Here are some factors that can help investors decide.
Wide range of tools to enhance merchant experience
Shopify has recently released several new tools to drive merchant engagement across its platform. For instance, Shopify Magic will provide a wide array of AI-powered features to help merchants efficiently run their business operations.
It can also source products from other brands present on the platform via Shopify Collective. This business-to-business solution also facilitates direct delivery to customers. Furthermore, the Shopify Marketplace Connect app will enable merchants to sell their products across other major marketplaces like Walmart, Amazon, eBay, and more.
Shopify acquires a stake in Faire
In late September, Shopify announced the company invested in Faire, a multinational wholesale platform. This deal will help Shopify merchants easily find wholesale customers and increase their business prospects. It will also enable retailers to source products from the brands present on Faire’s platform.
Faire has a large market in the United States and a fast-growing one in Europe. Therefore, this agreement will help the Canadian e-commerce giant increase its presence in both these markets and enhance its long-term growth prospects.

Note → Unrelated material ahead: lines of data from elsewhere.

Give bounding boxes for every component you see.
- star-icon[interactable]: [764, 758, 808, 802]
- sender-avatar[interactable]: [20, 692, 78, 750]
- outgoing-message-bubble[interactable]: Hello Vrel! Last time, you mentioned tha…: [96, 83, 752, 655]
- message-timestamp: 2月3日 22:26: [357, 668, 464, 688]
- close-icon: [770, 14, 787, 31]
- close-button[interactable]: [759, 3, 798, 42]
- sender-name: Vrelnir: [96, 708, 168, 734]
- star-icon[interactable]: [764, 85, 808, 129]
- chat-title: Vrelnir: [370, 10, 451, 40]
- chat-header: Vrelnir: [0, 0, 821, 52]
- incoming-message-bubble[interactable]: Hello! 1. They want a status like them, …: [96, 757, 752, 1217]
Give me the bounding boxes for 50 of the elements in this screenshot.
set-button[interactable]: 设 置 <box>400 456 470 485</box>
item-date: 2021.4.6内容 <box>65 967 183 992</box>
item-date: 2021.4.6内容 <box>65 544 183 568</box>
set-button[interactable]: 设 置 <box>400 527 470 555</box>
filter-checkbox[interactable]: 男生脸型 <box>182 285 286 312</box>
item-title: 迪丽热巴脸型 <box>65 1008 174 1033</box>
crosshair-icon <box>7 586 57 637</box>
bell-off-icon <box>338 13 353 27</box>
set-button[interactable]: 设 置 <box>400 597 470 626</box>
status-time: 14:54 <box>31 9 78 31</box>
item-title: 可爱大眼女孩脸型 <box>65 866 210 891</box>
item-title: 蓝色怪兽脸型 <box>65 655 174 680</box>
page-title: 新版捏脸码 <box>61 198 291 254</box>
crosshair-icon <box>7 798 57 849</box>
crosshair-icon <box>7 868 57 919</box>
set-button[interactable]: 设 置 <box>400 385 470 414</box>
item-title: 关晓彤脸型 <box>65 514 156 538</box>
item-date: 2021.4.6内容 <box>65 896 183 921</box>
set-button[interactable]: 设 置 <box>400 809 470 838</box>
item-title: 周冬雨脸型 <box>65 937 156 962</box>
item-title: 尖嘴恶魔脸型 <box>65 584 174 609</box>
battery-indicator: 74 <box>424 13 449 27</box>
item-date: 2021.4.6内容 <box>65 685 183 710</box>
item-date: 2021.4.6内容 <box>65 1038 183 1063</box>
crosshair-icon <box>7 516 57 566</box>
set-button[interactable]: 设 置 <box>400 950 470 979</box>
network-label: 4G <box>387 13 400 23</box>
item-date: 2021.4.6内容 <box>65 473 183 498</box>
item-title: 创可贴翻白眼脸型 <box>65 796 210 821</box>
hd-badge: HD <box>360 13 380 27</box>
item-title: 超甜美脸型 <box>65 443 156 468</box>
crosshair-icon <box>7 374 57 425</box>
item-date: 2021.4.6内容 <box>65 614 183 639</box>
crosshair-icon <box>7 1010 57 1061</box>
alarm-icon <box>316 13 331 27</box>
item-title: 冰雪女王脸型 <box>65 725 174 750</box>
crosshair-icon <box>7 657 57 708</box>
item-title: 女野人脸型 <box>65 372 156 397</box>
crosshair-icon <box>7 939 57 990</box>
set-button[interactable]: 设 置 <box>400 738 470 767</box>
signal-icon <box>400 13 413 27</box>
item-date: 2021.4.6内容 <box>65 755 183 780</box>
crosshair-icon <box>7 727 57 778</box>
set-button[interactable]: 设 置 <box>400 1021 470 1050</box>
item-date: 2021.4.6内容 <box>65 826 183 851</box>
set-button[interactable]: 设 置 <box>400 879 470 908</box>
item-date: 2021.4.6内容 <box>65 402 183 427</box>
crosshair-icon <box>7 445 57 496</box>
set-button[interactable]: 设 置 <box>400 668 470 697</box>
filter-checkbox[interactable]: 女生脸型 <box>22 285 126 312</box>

Shopify insider stake rises by 81%
Another recent driver of interest in SHOP stock is some serious insider buying activity. In late September, Shopify Founder Tobias Lütke acquired US$10 million worth of shares. Accordingly, this purchase alone has driven 81% growth in insider stakes over the past year. Currently, Shopify insiders 6.3% of the company, which is impressive relative to most publicly traded tech stocks.
Indeed, high insider ownership is a great sign for individual investors. It shows that those closest to the company are optimistic about the organization’s future growth and believe that the stock is still undervalued.
Strong performance in the second quarter
Shopify’s strong long-term growth trajectory appears to be intact. During the company’s most recent quarterly report released on Aug. 2, Shopify reported 17% gross merchandise volume (GMV) growth (to US$55 billion) and total revenue growth of 31% (to US$1.7 billion). I think it’s worth noting that Shopify was able to increase its revenue faster than its GMV, suggesting that the company’s share of the value that flows through its ecosystem is increasing.
The company’s margins and profitability outlook remain stern, driven by impressive growth in the company’s merchant solutions and subscriptions revenue divisions. These grew by 35% and 21%, respectively, on a year-over-year basis.
Bottom line
Given Shopify’s recent acquisitions, latest released tools and consistent financial growth, the company is poised for long-term growth. Additionally, there is a high level of insider ownership, indicating a positive stock outlook.
It’s my view that SHOP stock remains a top option for long-term growth investors seeking relative value in this otherwise overvalued market right now.